Sez the Duke to Susan Hayward: Dance, Tartar woman!
I digress. Potts continues….
If Genghis Khan is the most dramatic example of this ‘founder effect,” he is hardly the only one. Another recent Y chromosome study, conducted on almost 800 men in Ireland, found that 20 percent shared a common genetic signature thought to show descent from a Middle Age king called Niall. In all, the study’s authors estimated that as many as one in twelve people in Ireland—and perhaps two to three million people worldwide— could be descended from King Niall...
If evolution judges success by the number of an individual’s progeny, then Genghis Khan, King Neill, and other, lesser warriors are among the most “successful” men in history (None of them lived long enough ago to be credited with the evolutionary invention of aggression or war, however. They, like all of us, were the products of evolution occurring over millions of years before their time on Earth.) Fortunately, human beings have also evolved as social animals capable of empathy, altruism, and love. But even if most of us would prefer to live in a world where the Genghis Khans do not win, we can’t begin to understand the raids and wars that still permeate our present world without understanding why they so often won in the past.

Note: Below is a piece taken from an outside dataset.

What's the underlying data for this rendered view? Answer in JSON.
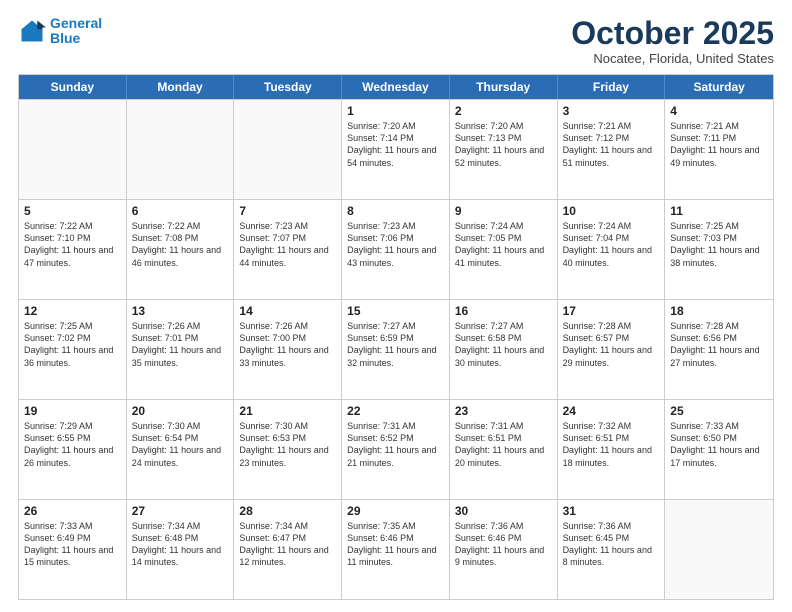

Throughout history and across cultures, rich and powerful men typically have had more sexual partners, and thus more offspring, than those lower in the social hierarchy The Bible tells us that King Solomon had 700 wives, and 300 concubines. Large harems were the order of the day for the Egyptian Pharaohs, the Aztec Kings, the Turkish Sultans, the African Kings, and the Chinese Emperors. Idi Amin, the Ugandan despot of the 1970s, had four wives and thirty children. Queen Victoria’s son, later King Edward VII, had several mistresses and many short affairs. From his box in a theater he would survey the women in the audience and send his equerry to invite the most attractive to join him—one hundred years later heavy metal bands echo the strategy, with roadies taking the place of squires. President John F Kennedy had several long-term extramarital sexual relationships and many one-night stands, aided by a kind of cultural acceptance that Bill Clinton must surely have envied.

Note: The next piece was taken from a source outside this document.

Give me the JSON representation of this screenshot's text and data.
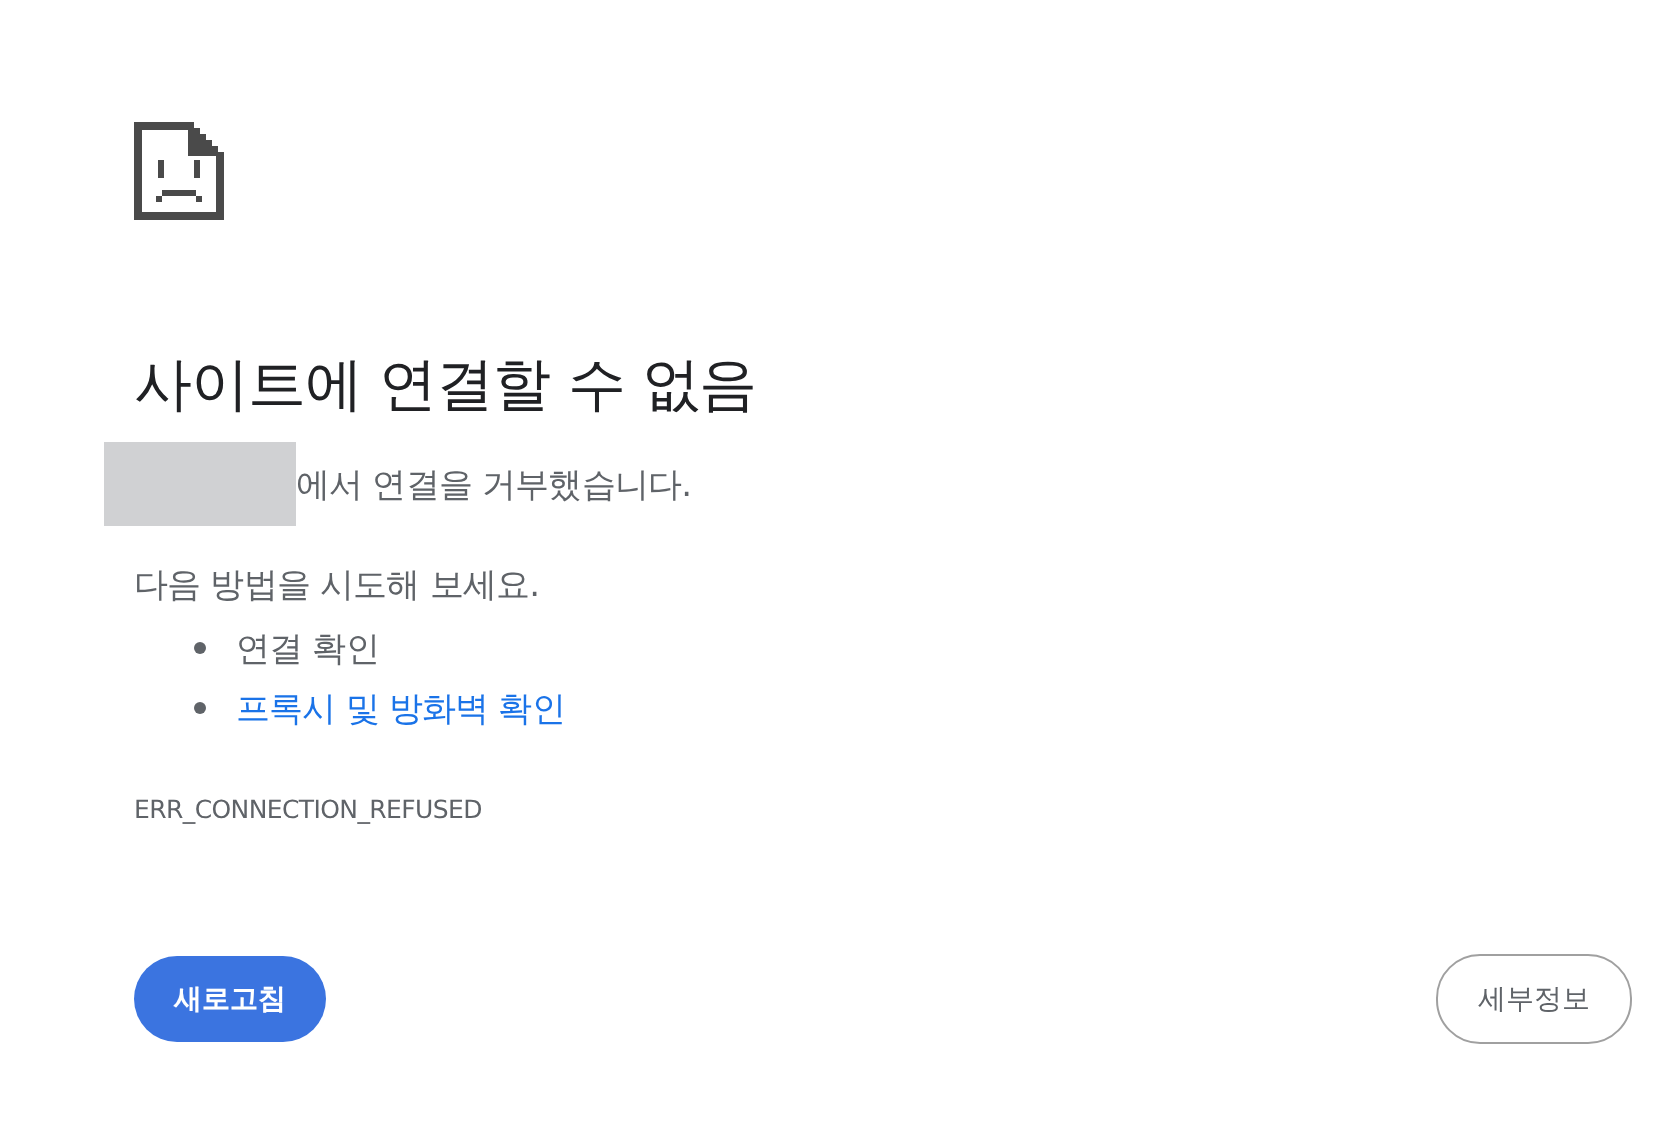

Even if not all generals rape as did Genghis Khan, and not all kings and presidents are promiscuous—nor all philanderers violent—we still need to explain why in every society, across time and space, men on average are much more violent than women. We argue that our evolutionary history is the key, and that while. the different behaviors of men and women in relation to sex and violence are modified by our upbringing, they are also written in our genes.

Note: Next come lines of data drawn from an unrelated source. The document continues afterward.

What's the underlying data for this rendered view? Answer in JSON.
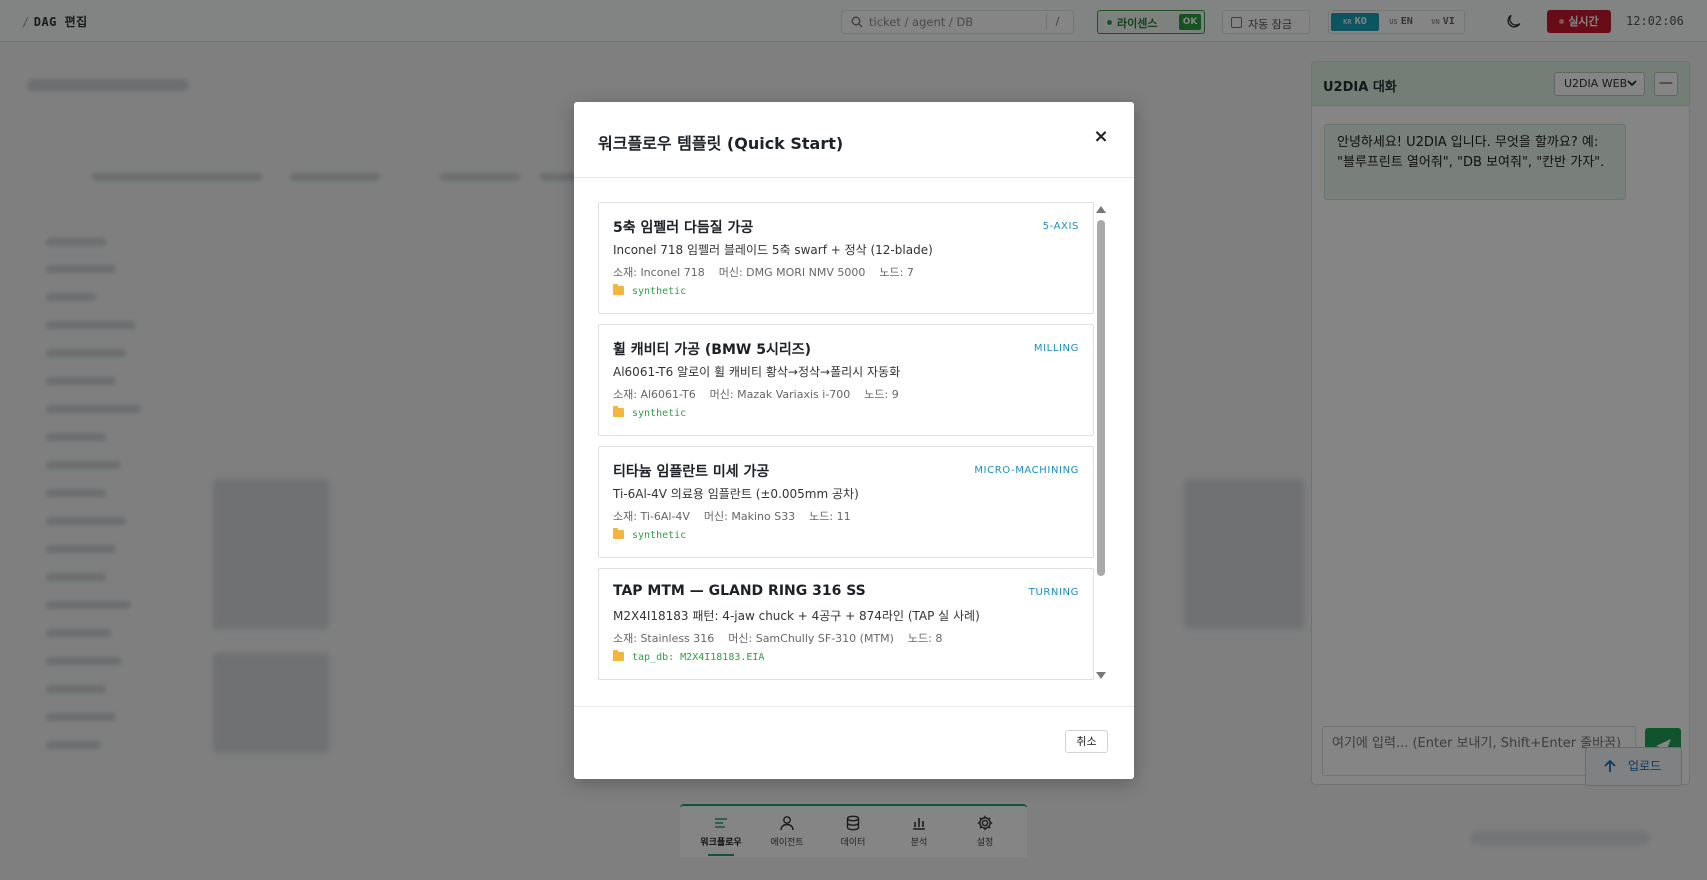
{
  "topbar": {
    "breadcrumb_sep": "/",
    "breadcrumb": "DAG 편집",
    "search_placeholder": "ticket / agent / DB",
    "search_shortcut": "/",
    "license_label": "라이센스",
    "license_status": "OK",
    "auto_lock_label": "자동 잠금",
    "languages": [
      {
        "flag": "KR",
        "code": "KO",
        "active": true
      },
      {
        "flag": "US",
        "code": "EN",
        "active": false
      },
      {
        "flag": "VN",
        "code": "VI",
        "active": false
      }
    ],
    "realtime_label": "실시간",
    "clock": "12:02:06"
  },
  "chat": {
    "title": "U2DIA 대화",
    "mode_select": "U2DIA WEB",
    "minimize_label": "—",
    "greeting": "안녕하세요! U2DIA 입니다. 무엇을 할까요? 예: \"블루프린트 열어줘\", \"DB 보여줘\", \"칸반 가자\".",
    "input_placeholder": "여기에 입력... (Enter 보내기, Shift+Enter 줄바꿈)",
    "upload_label": "업로드"
  },
  "bottom_nav": [
    {
      "label": "워크플로우",
      "icon": "workflow-icon",
      "active": true
    },
    {
      "label": "에이전트",
      "icon": "agent-icon",
      "active": false
    },
    {
      "label": "데이터",
      "icon": "database-icon",
      "active": false
    },
    {
      "label": "분석",
      "icon": "chart-icon",
      "active": false
    },
    {
      "label": "설정",
      "icon": "gear-icon",
      "active": false
    }
  ],
  "modal": {
    "title": "워크플로우 템플릿 (Quick Start)",
    "close_label": "×",
    "cancel_label": "취소",
    "templates": [
      {
        "title": "5축 임펠러 다듬질 가공",
        "tag": "5-AXIS",
        "desc": "Inconel 718 임펠러 블레이드 5축 swarf + 정삭 (12-blade)",
        "meta": "소재: Inconel 718    머신: DMG MORI NMV 5000    노드: 7",
        "source": "synthetic"
      },
      {
        "title": "휠 캐비티 가공 (BMW 5시리즈)",
        "tag": "MILLING",
        "desc": "Al6061-T6 알로이 휠 캐비티 황삭→정삭→폴리시 자동화",
        "meta": "소재: Al6061-T6    머신: Mazak Variaxis i-700    노드: 9",
        "source": "synthetic"
      },
      {
        "title": "티타늄 임플란트 미세 가공",
        "tag": "MICRO-MACHINING",
        "desc": "Ti-6Al-4V 의료용 임플란트 (±0.005mm 공차)",
        "meta": "소재: Ti-6Al-4V    머신: Makino S33    노드: 11",
        "source": "synthetic"
      },
      {
        "title": "TAP MTM — GLAND RING 316 SS",
        "tag": "TURNING",
        "desc": "M2X4I18183 패턴: 4-jaw chuck + 4공구 + 874라인 (TAP 실 사례)",
        "meta": "소재: Stainless 316    머신: SamChully SF-310 (MTM)    노드: 8",
        "source": "tap_db: M2X4I18183.EIA"
      }
    ]
  },
  "colors": {
    "accent_green": "#16a37f",
    "tag_blue": "#1a8fc4",
    "source_green": "#2e9e44",
    "realtime_red": "#c7192f",
    "lang_active": "#17a2b8"
  }
}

The standard social science paradigm tells us that the differences between the sexes are almost entirely determined by culture.
An evolutionary paradigm, in contrast, recognizes biological differences in male and female behavior, put in place over millions of years of evolution.
This is not an argument that nature necessarily triumphs over nurture, nor that culture is unimportant and genes omnipotent: It is simply a recognition that humans are subject to the same biology as every other living species.
History demonstrates that a behavioral predisposition is not predestination, because we can choose to express the impulses and tendencies we have inherited in many ways, some of them peaceful or creative. Our genes certainly help to set our personalities and temperaments, but our behavior can be molded by our families, environment, and cultures—and by our own decisions—in a rich variety of ways.